Das sagt Sweetnes, als sie ihr Kind betrachtet. Es wird vor ihren Augen blauschwarz.

„Auch wir sind rassistisch“, sagt Sweetnes deren Haut Milchkaffebraun ist. „Wir machen uns mit den Blauschwarzen nicht gemein.“

Dieses Kind wird physisch ausreichend versorgt werden, geliebt, umsorgt, wahrgenommen wird es nicht.

Zu groß ist die Scham über den blauschwarzen Makel.

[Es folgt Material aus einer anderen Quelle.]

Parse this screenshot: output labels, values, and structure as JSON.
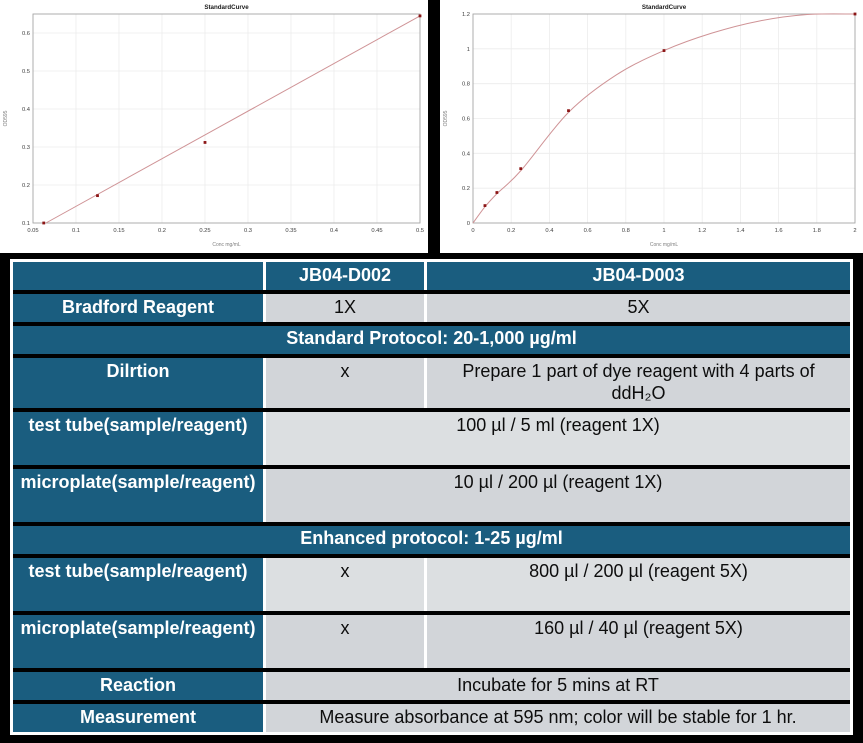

Und so wird es im Alter von acht Jahren eine Lüge im Gerichtssaal erzählen, weil es weiß, dass es von ihr erwartet wird. Um einmal die Hand der Mutter halten zu dürfen, bringt sie mit einer Falschaussage eine Unschuldige für lange Zeit ins Gefängnis.

Im Alter von zwanzig Jahren hat Bride sich zu einer makellosen Schönheit entwickelt, sie macht Karriere, hat sich einen Panzer zugelegt.

Es geht ihr gut, bis eine Liebesbeziehung die eiternde und nicht verschorfte Kindheitswunde aufbrechen lässt. Gleichzeitig beginnt sich ihr Körper zu verändern. Die Körperbehaarung verschwindet ebenso wie ihre Brüste. Ein Reise zu sich selbst beginnt, in der Symbolik einer äußeren Reise.

Am Ende wird sie ihren Liebhaber wieder gefunden haben, der sein eigenes Trauma zu bewältigen sucht.

Wird sie ein Mädchen kennenlernen, dass aus üblen Verhältnissen an Land gespült wurde, wird es beschützen, ihr zuhören und sich selbst wieder in eine Frau verwandeln.

Das ist pointiert ins Bild gebracht, die Suche nach sich selbst, Verfehlungen ,Veränderungen, Annahme und Reife. Die Suche nach dem wahren Selbst.

Wunderbar geschrieben.

Ich habe mir dieses Buch nun im Original bestellt.